As Martin Plaut leaves the BBC, having have been working on Africa since the 1970s, he looks at the continent of his birth and says he sees a brighter future than at any time he can remember.
Johannesburg, June 1976. I was a student at university when the first reports came through of black school children clashing with police in Soweto. As the number of dead mounted we marched into town – only 50 or 60 of us at first, but joined by men and women, who poured out of offices and building sites. Within an hour we had thousands behind us.The real clashes were in Soweto itself – miles from the calm streets of downtown Johannesburg. Back at the university residence, friends were being issued with army rifles. ‘Would you shoot me?’ I asked. They didn’t answer.It is easy – looking back – to forget just how much has changed. Apartheid was still strong – very strong – back in the late 1970s. The Portuguese empire had only just collapsed. Zimbabwe was still Rhodesia. South Africans were fighting in bush wars all across the region. Friends were ‘up on the border’ as they used to say, doing military service. It seemed that the killing would never end.I left for London, working on Africa, first for the Labour Party and then the BBC. Decolonisation was still very much a live issue.Most of independent Africa was little more than a decade old. But already optimism was ebbing away.

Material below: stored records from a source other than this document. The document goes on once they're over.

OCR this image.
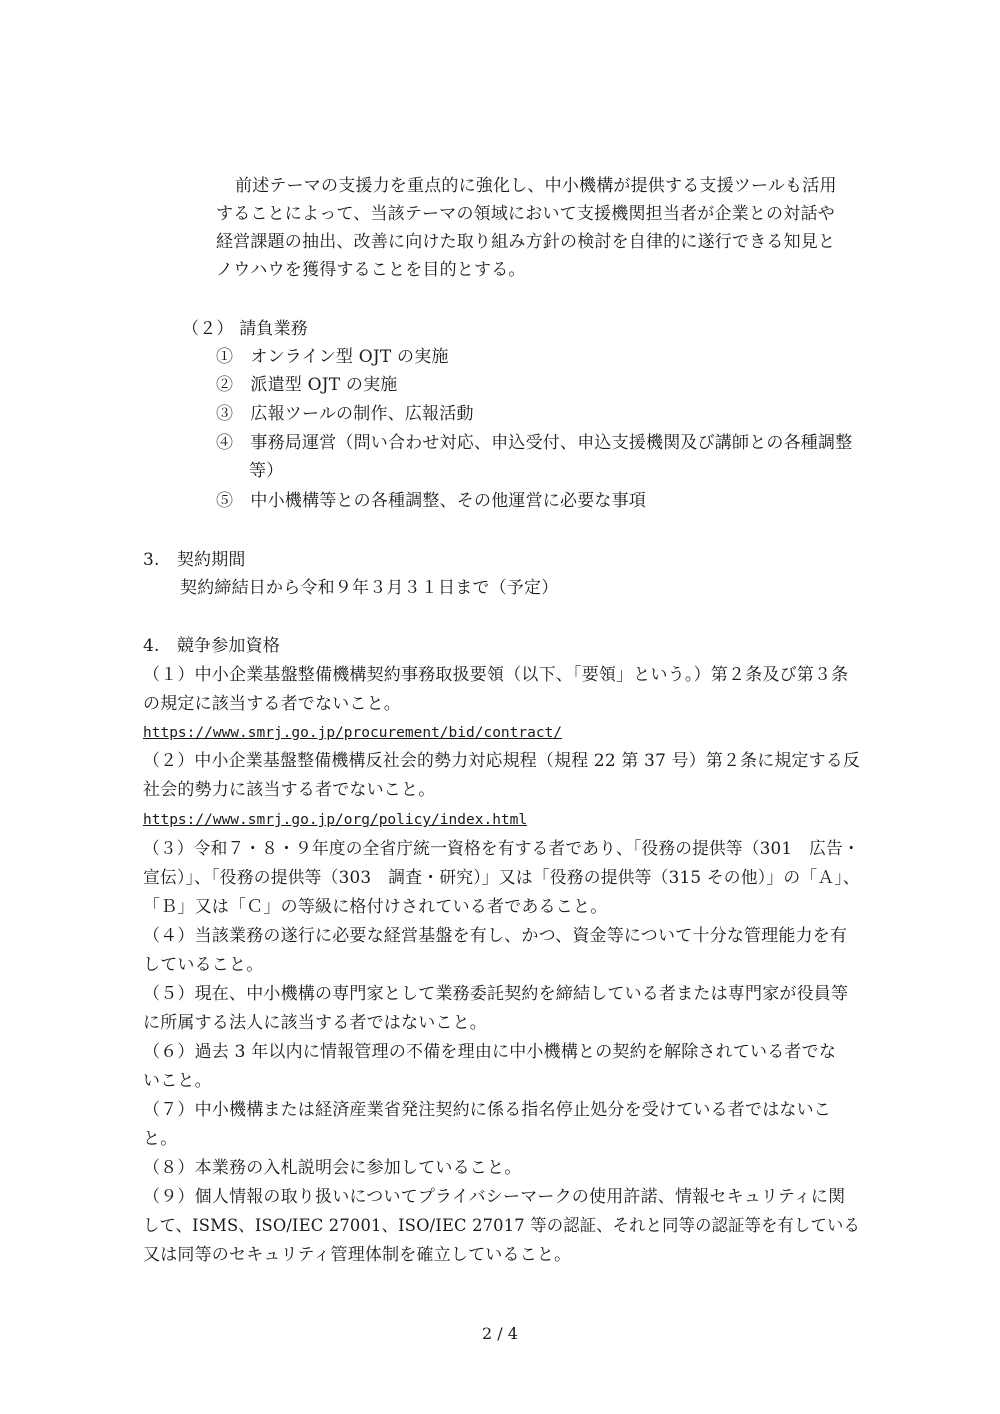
前述テーマの支援力を重点的に強化し、中小機構が提供する支援ツールも活用
することによって、当該テーマの領域において支援機関担当者が企業との対話や
経営課題の抽出、改善に向けた取り組み方針の検討を自律的に遂行できる知見と
ノウハウを獲得することを目的とする。
（２） 請負業務
①　オンライン型 OJT の実施
②　派遣型 OJT の実施
③　広報ツールの制作、広報活動
④　事務局運営（問い合わせ対応、申込受付、申込支援機関及び講師との各種調整
等）
⑤　中小機構等との各種調整、その他運営に必要な事項
3.　契約期間
契約締結日から令和９年３月３１日まで（予定）
4.　競争参加資格
（１）中小企業基盤整備機構契約事務取扱要領（以下、「要領」という。）第２条及び第３条
の規定に該当する者でないこと。
https://www.smrj.go.jp/procurement/bid/contract/
（２）中小企業基盤整備機構反社会的勢力対応規程（規程 22 第 37 号）第２条に規定する反
社会的勢力に該当する者でないこと。
https://www.smrj.go.jp/org/policy/index.html
（３）令和７・８・９年度の全省庁統一資格を有する者であり、「役務の提供等（301　広告・
宣伝）」、「役務の提供等（303　調査・研究）」又は「役務の提供等（315 その他）」の「Ａ」、
「Ｂ」又は「Ｃ」の等級に格付けされている者であること。
（４）当該業務の遂行に必要な経営基盤を有し、かつ、資金等について十分な管理能力を有
していること。
（５）現在、中小機構の専門家として業務委託契約を締結している者または専門家が役員等
に所属する法人に該当する者ではないこと。
（６）過去 3 年以内に情報管理の不備を理由に中小機構との契約を解除されている者でな
いこと。
（７）中小機構または経済産業省発注契約に係る指名停止処分を受けている者ではないこ
と。
（８）本業務の入札説明会に参加していること。
（９）個人情報の取り扱いについてプライバシーマークの使用許諾、情報セキュリティに関
して、ISMS、ISO/IEC 27001、ISO/IEC 27017 等の認証、それと同等の認証等を有している
又は同等のセキュリティ管理体制を確立していること。
2 / 4
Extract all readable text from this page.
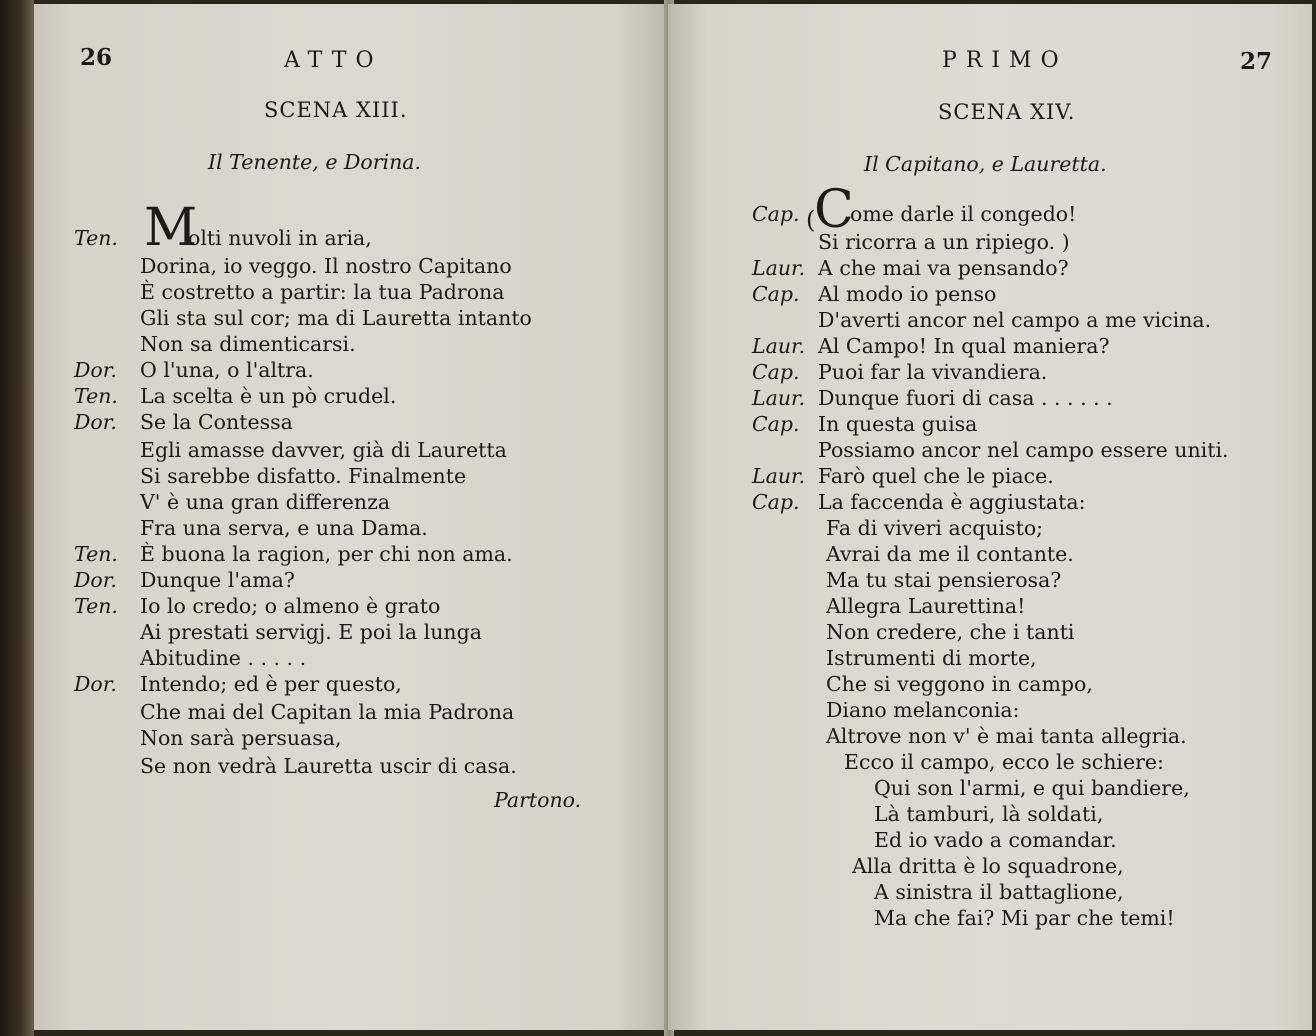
26	ATTO
SCENA XIII.
Il Tenente, e Dorina.
M
Ten.	olti nuvoli in aria,
Dorina, io veggo. Il nostro Capitano
È costretto a partir: la tua Padrona
Gli sta sul cor; ma di Lauretta intanto
Non sa dimenticarsi.
Dor. O l'una, o l'altra.
Ten. La scelta è un pò crudel.
Dor. Se la Contessa
Egli amasse davver, già di Lauretta
Si sarebbe disfatto. Finalmente
V' è una gran differenza
Fra una serva, e una Dama.
Ten. È buona la ragion, per chi non ama.
Dor. Dunque l'ama?
Ten. Io lo credo; o almeno è grato
Ai prestati servigj. E poi la lunga
Abitudine . . . . .
Dor. Intendo; ed è per questo,
Che mai del Capitan la mia Padrona
Non sarà persuasa,
Se non vedrà Lauretta uscir di casa.
Partono.
PRIMO	27
SCENA XIV.
Il Capitano, e Lauretta.
(
C
Cap. ome darle il congedo!
Si ricorra a un ripiego. )
Laur. A che mai va pensando?
Cap. Al modo io penso
D'averti ancor nel campo a me vicina.
Laur. Al Campo! In qual maniera?
Cap. Puoi far la vivandiera.
Laur. Dunque fuori di casa . . . . . .
Cap. In questa guisa
Possiamo ancor nel campo essere uniti.
Laur. Farò quel che le piace.
Cap. La faccenda è aggiustata:
Fa di viveri acquisto;
Avrai da me il contante.
Ma tu stai pensierosa?
Allegra Laurettina!
Non credere, che i tanti
Istrumenti di morte,
Che si veggono in campo,
Diano melanconia:
Altrove non v' è mai tanta allegria.
Ecco il campo, ecco le schiere:
Qui son l'armi, e qui bandiere,
Là tamburi, là soldati,
Ed io vado a comandar.
Alla dritta è lo squadrone,
A sinistra il battaglione,
Ma che fai? Mi par che temi!
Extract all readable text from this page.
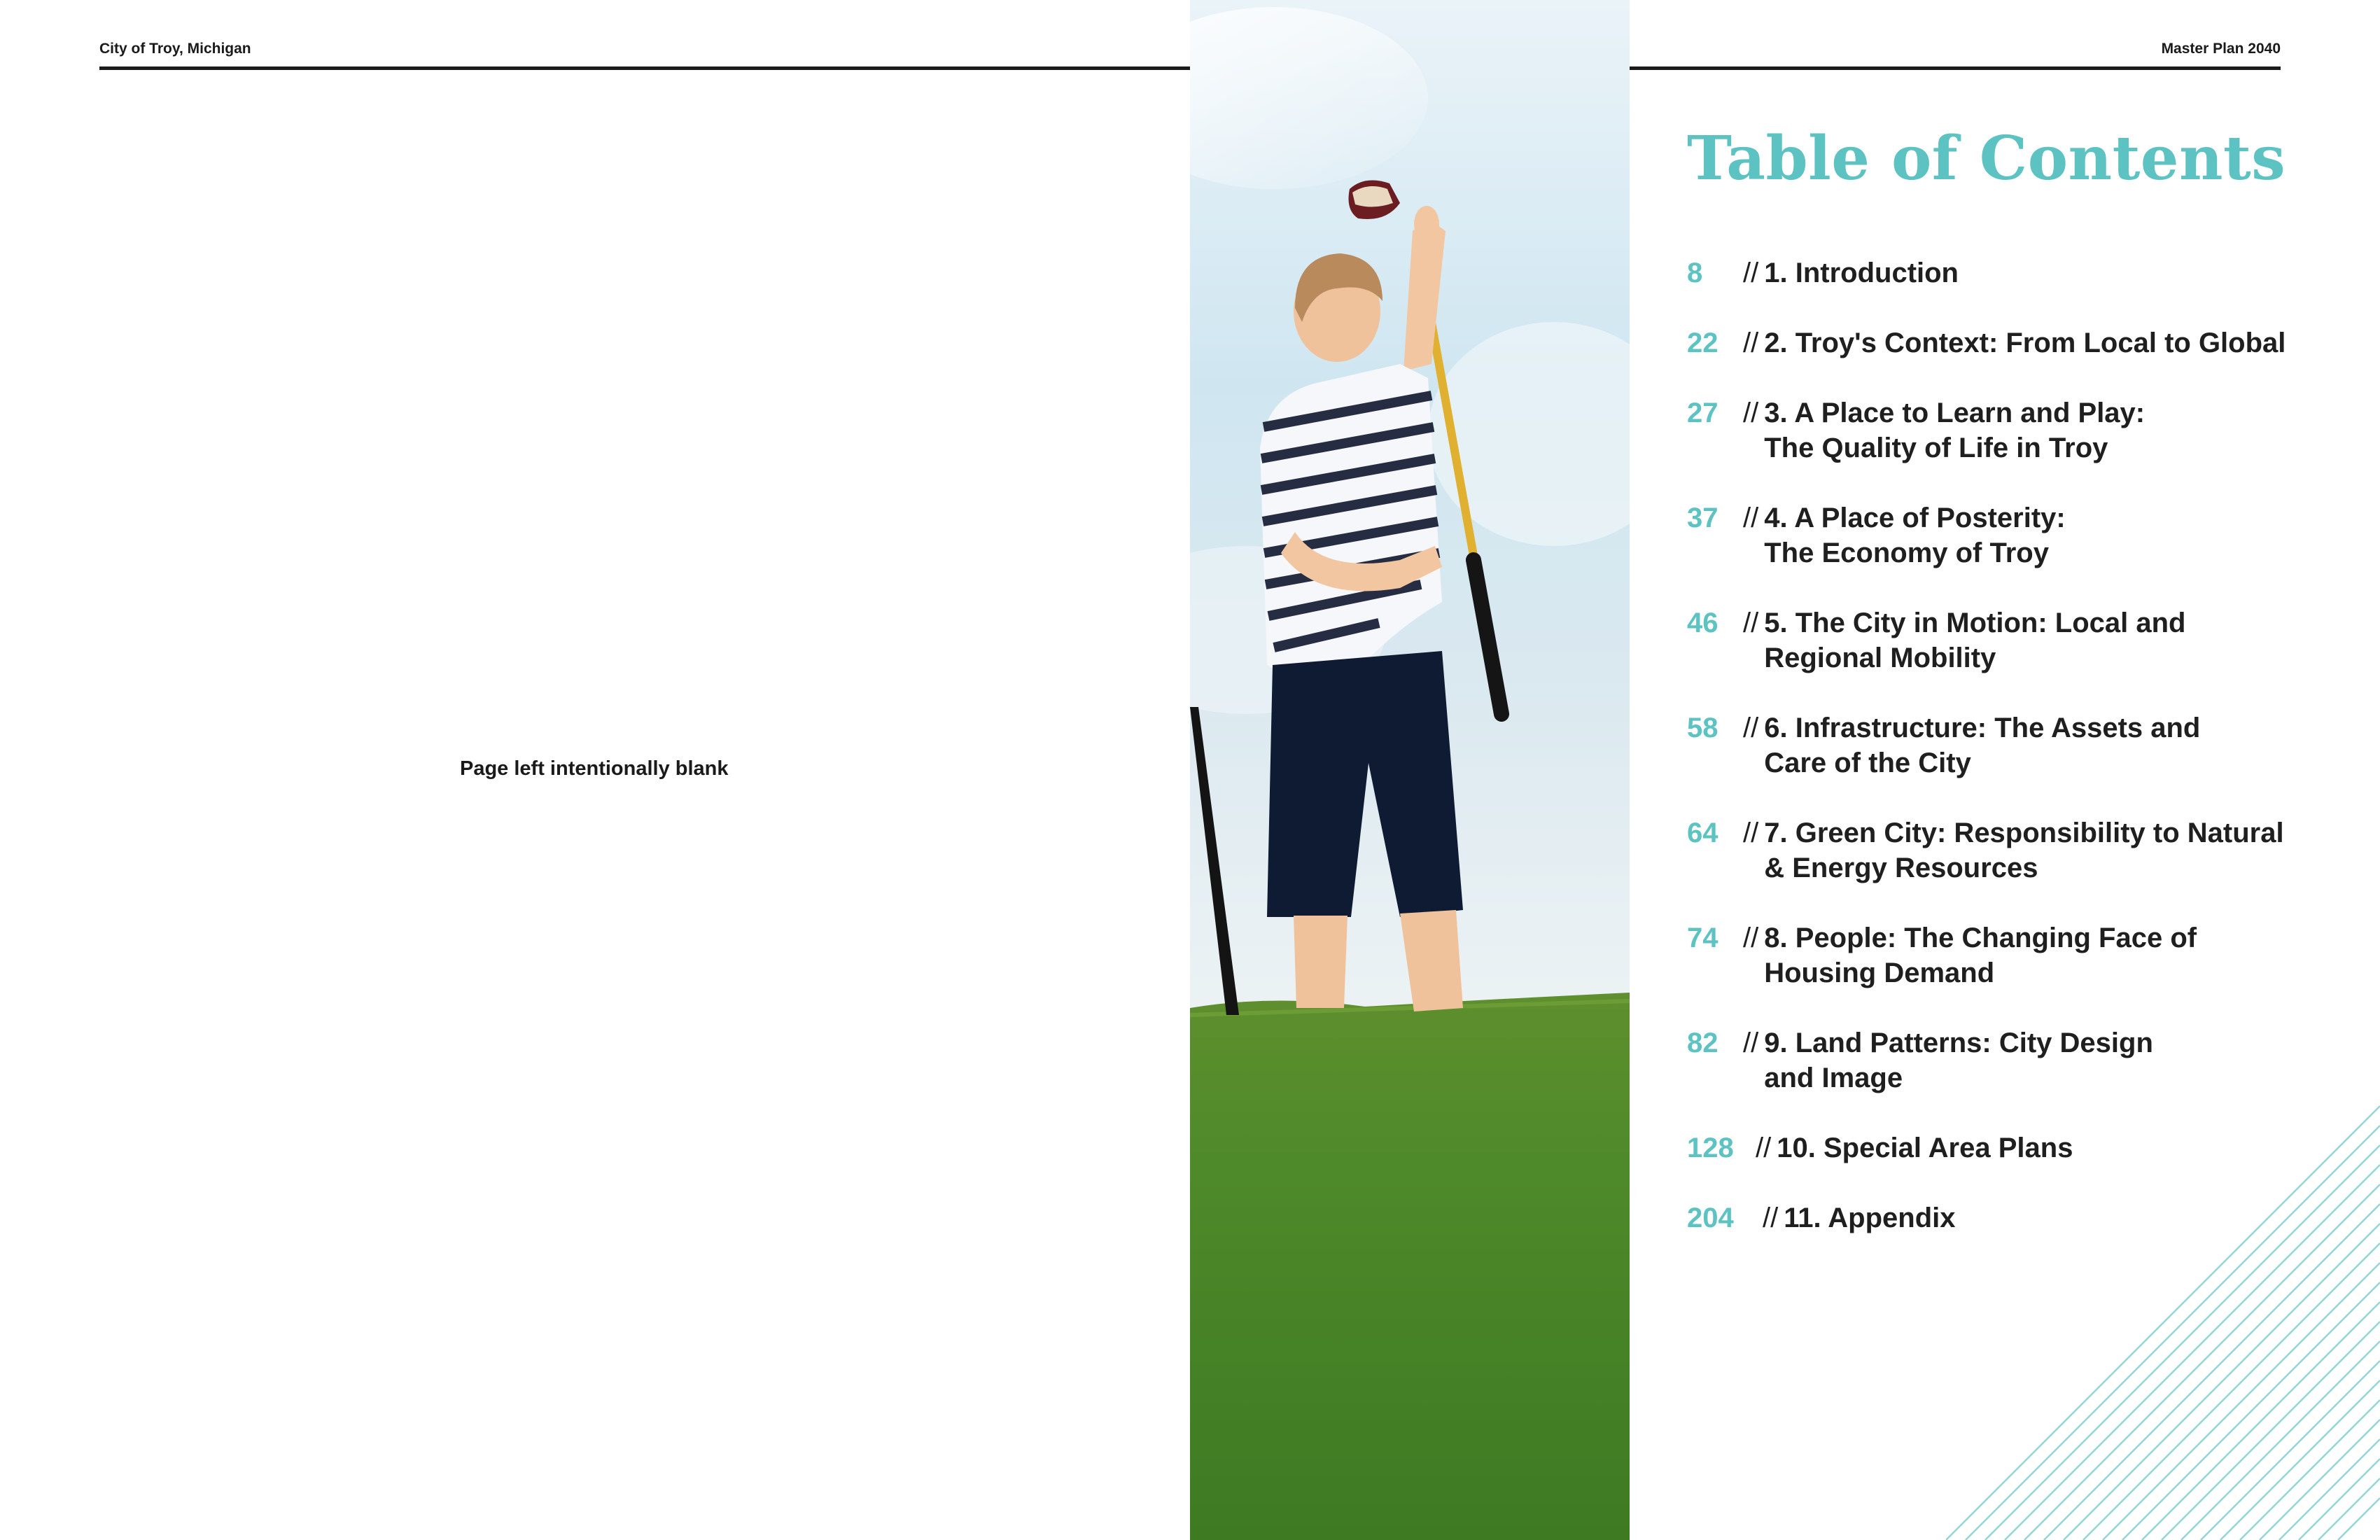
City of Troy, Michigan	Master Plan 2040
Page left intentionally blank
Table of Contents
8	// 1. Introduction
22 // 2. Troy's Context: From Local to Global
27 // 3. A Place to Learn and Play:
The Quality of Life in Troy
37 // 4. A Place of Posterity:
The Economy of Troy
46 // 5. The City in Motion: Local and
Regional Mobility
58 // 6. Infrastructure: The Assets and
Care of the City
64 // 7. Green City: Responsibility to Natural
& Energy Resources
74 // 8. People: The Changing Face of
Housing Demand
82 // 9. Land Patterns: City Design
and Image
128 // 10. Special Area Plans
204	// 11. Appendix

Men like Congo’s Mobutu Sese Seku and Nigeria’s Sani Abacha stripped their countries bare. There were dangerous buffoons like Uganda’s Idi Amin and Bokassa of the ludicrous Central African Empire. We laughed, but they were killers. The shine had come off the brave hopes at independence.
But moving swiftly on, we find a new era at hand – and a much brighter outlook. The old deference for African leaders has been stripped away. The Organisation of African Unity is now the African Union – still weak, still shambolic, but struggling to reform itself.
It’s a long hard road and it has only just begun. But apartheid is over, colonialism is a memory and morale and optimism are on the rise. Africa has come a long way in the last 36 years.